# Columbia Pope Chainless model 65 (1890 - 1900?)



## jaidecker (Feb 18, 2018)

View attachment 757015 Hello everyone,

i have a Columbia Pope Chainless Model 65 (1989?) that i have had in my living room for about 10 years and it is time to do some research before i decide to either have it restored or sell it to a loving home.  Here are a few pics for you guys to checkout and would love to both know more about it and how much is it worth.
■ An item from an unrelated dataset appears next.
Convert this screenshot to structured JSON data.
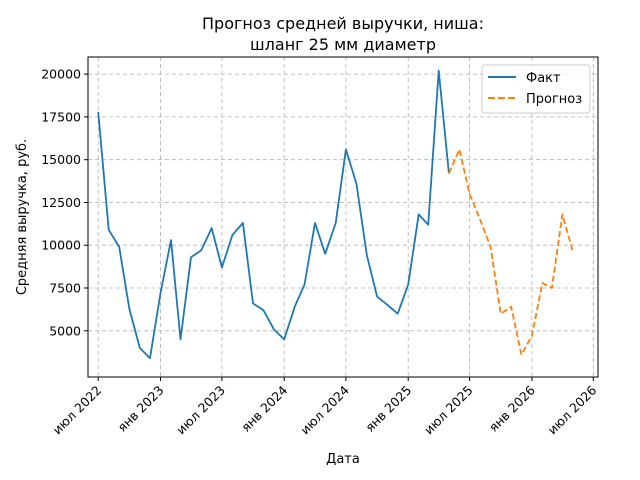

I also have a parts box with the original


 

 

 

 

 

 

 

 

 

 

 

 

 seat and driveshaft cup

Thanks!

Jai


----------



## jaidecker (Feb 18, 2018)

Here is a pic of the seat and drive cup


----------



## bike (Feb 18, 2018)

Messing with it will reduce the value- just find another tire to match the front and the same seat with a good cover and you are done!


----------



## redline1968 (Feb 18, 2018)

Nice I like it... i has the wrong pedals and rear hub has been changed. should look like the front with ball end spokes..  very hard to find.  It needs  a original seat and the paint looks to be resprayed at one time.  That’s it on I’d leave it alone..


----------



## mike j (Feb 18, 2018)

Really, really nice bike. Good luck w/ it. I agree w/ all of the previous comments. As far as actual year of the bike, I believe that "the American bicycle company" was only in existence from 1900 to1901, or thereabouts.


----------



## GiovanniLiCalsi (Feb 19, 2018)

mike j said:


> Really, really nice bike. Good luck w/ it. I agree w/ all of the previous comments. As far as actual year of the bike, I believe that "the American bicycle company" was only in existence from 1900 to1901, or thereabouts.



Actually, 1899


----------



## GiovanniLiCalsi (Feb 19, 2018)

mike j said:


> Really, really nice bike. Good luck w/ it. I agree w/ all of the previous comments. As far as actual year of the bike, I believe that "the American bicycle company" was only in existence from 1900 to1901, or thereabouts.




https://thecabe.com/forum/threads/cycle-age-factory-output-estimates-1899.126121/


----------